De weerstand om dat te doen is dus begrijpelijk. Dat zei de Nederlandse klimaatwetenschapper Bart van den Hurk deze week NRC dat de ambivalentie op de klimaattop niet verschilt van de ambivalentie die je overal in de samenleving ziet als het gaat om klimaatbeleid. De meeste mensen erkennen dat er iets moet gebeuren, maar niemand wil waardevolle prestaties opgeven.
Er zullen echter besluiten moeten worden genomen die, in de woorden van de Klimaatraad, invloed hebben op ieders leefomgeving, werk en levensstijl. Maar de raad schrijft ook: “Hoewel het klimaatbeleid soms drastisch kan zijn, zijn de gevolgen van nietsdoen groter.”

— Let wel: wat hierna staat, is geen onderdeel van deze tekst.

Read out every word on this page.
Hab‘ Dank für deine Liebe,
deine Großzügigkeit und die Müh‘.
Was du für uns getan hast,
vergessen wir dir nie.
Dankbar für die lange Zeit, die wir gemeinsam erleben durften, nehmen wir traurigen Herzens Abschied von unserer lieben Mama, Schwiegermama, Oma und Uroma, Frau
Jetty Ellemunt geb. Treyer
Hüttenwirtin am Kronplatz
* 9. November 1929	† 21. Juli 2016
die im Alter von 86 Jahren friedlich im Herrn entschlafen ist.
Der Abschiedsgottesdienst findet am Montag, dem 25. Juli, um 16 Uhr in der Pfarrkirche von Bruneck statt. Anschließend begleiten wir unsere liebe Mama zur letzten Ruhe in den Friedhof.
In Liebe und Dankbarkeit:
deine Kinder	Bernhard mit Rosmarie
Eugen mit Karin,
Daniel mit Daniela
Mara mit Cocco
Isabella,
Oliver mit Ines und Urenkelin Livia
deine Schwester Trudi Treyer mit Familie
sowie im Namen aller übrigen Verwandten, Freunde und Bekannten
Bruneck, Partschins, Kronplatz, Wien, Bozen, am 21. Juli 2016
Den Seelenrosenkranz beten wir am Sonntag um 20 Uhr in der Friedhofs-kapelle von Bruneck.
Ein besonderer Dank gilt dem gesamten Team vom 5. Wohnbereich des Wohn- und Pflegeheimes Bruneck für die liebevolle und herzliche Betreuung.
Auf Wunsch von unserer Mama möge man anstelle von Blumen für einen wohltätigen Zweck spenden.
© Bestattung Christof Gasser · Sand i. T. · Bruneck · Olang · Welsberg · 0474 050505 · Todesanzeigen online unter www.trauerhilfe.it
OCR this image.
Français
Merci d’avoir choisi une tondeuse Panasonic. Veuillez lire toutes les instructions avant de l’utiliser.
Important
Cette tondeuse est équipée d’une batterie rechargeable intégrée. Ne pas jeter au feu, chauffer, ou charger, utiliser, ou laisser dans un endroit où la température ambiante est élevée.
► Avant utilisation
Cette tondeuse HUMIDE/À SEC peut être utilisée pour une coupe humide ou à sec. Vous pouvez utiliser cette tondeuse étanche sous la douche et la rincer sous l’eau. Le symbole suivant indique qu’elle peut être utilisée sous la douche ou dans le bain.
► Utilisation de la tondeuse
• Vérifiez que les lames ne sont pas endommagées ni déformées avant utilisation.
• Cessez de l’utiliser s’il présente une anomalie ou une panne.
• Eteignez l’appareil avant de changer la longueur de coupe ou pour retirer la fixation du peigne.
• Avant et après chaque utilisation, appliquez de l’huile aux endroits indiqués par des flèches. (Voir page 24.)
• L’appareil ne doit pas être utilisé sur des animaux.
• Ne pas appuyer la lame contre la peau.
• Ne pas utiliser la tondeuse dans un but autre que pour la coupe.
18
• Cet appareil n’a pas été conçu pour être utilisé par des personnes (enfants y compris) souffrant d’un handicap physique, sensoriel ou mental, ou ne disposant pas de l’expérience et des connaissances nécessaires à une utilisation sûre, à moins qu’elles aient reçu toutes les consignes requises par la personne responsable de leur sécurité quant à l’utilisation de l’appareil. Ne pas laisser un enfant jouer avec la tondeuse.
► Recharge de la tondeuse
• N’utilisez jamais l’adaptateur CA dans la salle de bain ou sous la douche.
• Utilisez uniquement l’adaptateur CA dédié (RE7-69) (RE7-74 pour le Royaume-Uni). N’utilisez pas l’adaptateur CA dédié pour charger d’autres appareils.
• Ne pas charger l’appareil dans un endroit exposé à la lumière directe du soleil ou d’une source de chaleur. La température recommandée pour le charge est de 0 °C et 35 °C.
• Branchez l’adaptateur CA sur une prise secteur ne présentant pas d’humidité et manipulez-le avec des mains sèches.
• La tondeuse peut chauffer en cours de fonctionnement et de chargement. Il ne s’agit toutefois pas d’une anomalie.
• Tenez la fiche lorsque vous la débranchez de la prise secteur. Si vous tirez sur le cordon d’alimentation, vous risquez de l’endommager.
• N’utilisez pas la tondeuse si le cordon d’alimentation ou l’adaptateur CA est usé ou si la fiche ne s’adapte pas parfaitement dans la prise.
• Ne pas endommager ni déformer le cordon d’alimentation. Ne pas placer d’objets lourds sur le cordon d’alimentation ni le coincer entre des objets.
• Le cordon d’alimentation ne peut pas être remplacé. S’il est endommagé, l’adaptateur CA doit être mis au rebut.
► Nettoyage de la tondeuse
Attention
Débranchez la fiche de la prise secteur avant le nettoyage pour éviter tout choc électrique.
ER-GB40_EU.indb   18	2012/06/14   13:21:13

Dat besef heeft geleid tot een akkoord in Dubai. En dat besef moet voor Nederland een reden zijn om de volgende stap te zetten ‘op weg naar 2050’. Een nieuw kabinet, hoe het er ook uit ziet, mag dit advies dan ook niet naast zich neerleggen. Het uitstellen van de formulering van de weg naar een klimaatneutraal Nederland is geen optie. Het klimaat is te belangrijk om op een laag pitje te zetten.